Faith schools on the rise again

From Monday, faith schools in England will be able to adopt religious belief as a criterion for appointing teachers. The move crystallises exactly two urgent and increasingly controversial debates in England. One, is multiculturalism or integration the goal for society? Two, will a new range of Blairite “specialist” schools including faith schools produce selection by the back door, or will they genuinely improve standards and widen choice? New freedoms for specialist schools reverses a trend set by Brown who had eased back on Blair’s rush towards a mixed economy for schools. Only recently, Schools Secretary Ed Balls named and shamed faith schools for practicing undercover selection by pressurising parent applicants to make donations – a charge they denied, by the way. Now, as the government thrashes around for popular policies, it’s all smiles for faith schools and a return to the Blairite approach.Also on Monday, a new pro-secular coalition called Accord comprising humanists, academics but also some Christians, will launch a campaign against faith schools on the grounds that they widen class and economic division. Interestingly, a Christian think tank Ekklesia is on the secular side on this, stating that faith schools are 90% or even 100% funded by the tax payer and yet they only cater for or prioritise 5% of the population. Faith groups hotly deny that their schools increase divisions of course. Accord is backed by the great secularist celebs, like AC Grayling and Philip Pullman and for the archpriest himself there are no doubts.

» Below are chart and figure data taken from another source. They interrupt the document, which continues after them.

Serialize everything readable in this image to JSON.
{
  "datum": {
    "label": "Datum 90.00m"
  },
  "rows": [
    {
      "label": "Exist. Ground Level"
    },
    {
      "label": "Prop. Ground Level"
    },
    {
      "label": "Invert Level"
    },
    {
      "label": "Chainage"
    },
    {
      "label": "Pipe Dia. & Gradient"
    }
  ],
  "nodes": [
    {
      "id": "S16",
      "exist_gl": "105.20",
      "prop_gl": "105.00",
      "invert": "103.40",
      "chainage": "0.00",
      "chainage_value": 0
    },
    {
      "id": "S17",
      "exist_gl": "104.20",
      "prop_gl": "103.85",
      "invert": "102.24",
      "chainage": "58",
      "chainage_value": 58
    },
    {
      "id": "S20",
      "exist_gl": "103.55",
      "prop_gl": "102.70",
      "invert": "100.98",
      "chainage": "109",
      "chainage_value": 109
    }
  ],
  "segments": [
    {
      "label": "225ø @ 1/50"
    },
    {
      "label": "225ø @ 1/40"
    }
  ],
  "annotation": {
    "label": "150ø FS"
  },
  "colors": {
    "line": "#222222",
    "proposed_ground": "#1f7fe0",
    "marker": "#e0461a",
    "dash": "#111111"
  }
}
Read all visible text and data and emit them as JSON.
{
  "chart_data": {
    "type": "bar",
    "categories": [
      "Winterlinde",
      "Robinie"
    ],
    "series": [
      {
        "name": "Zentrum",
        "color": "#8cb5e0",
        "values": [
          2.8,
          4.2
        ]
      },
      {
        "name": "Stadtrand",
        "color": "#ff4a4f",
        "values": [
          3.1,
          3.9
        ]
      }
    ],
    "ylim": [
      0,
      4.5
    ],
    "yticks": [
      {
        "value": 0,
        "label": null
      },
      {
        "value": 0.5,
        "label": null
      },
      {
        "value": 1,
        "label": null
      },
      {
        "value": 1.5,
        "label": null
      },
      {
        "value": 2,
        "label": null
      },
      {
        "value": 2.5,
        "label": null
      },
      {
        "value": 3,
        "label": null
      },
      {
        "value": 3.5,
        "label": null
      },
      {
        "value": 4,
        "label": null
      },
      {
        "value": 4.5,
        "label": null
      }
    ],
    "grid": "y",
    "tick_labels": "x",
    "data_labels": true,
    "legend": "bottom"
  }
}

It’s easy to make this an abstract issue of principle but it’s more complicated on the ground. In Ealing where I live, a very mixed ethnic and social area of west London, the Christian schools are very popular and have an ethnically mixed intake. Southall which is part of Ealing borough is overwhelmingly Asian and the number of faith schools there is increasing in response to widespread consultation and local polling. A new Sikh school there will reserve 20% of places for non-Sikhs, with priority given to looked after children, i.e. it’s really for the convenience of Sikh nannies. In January 2004 there were almost 7000 state-maintained faith schools in England, making up 36 per cent of primary and 17 per cent of secondary schools. The numbers are growing. While religion has political resonances absent in England, the English trend can only hold back the cause of education together in Northern Ireland.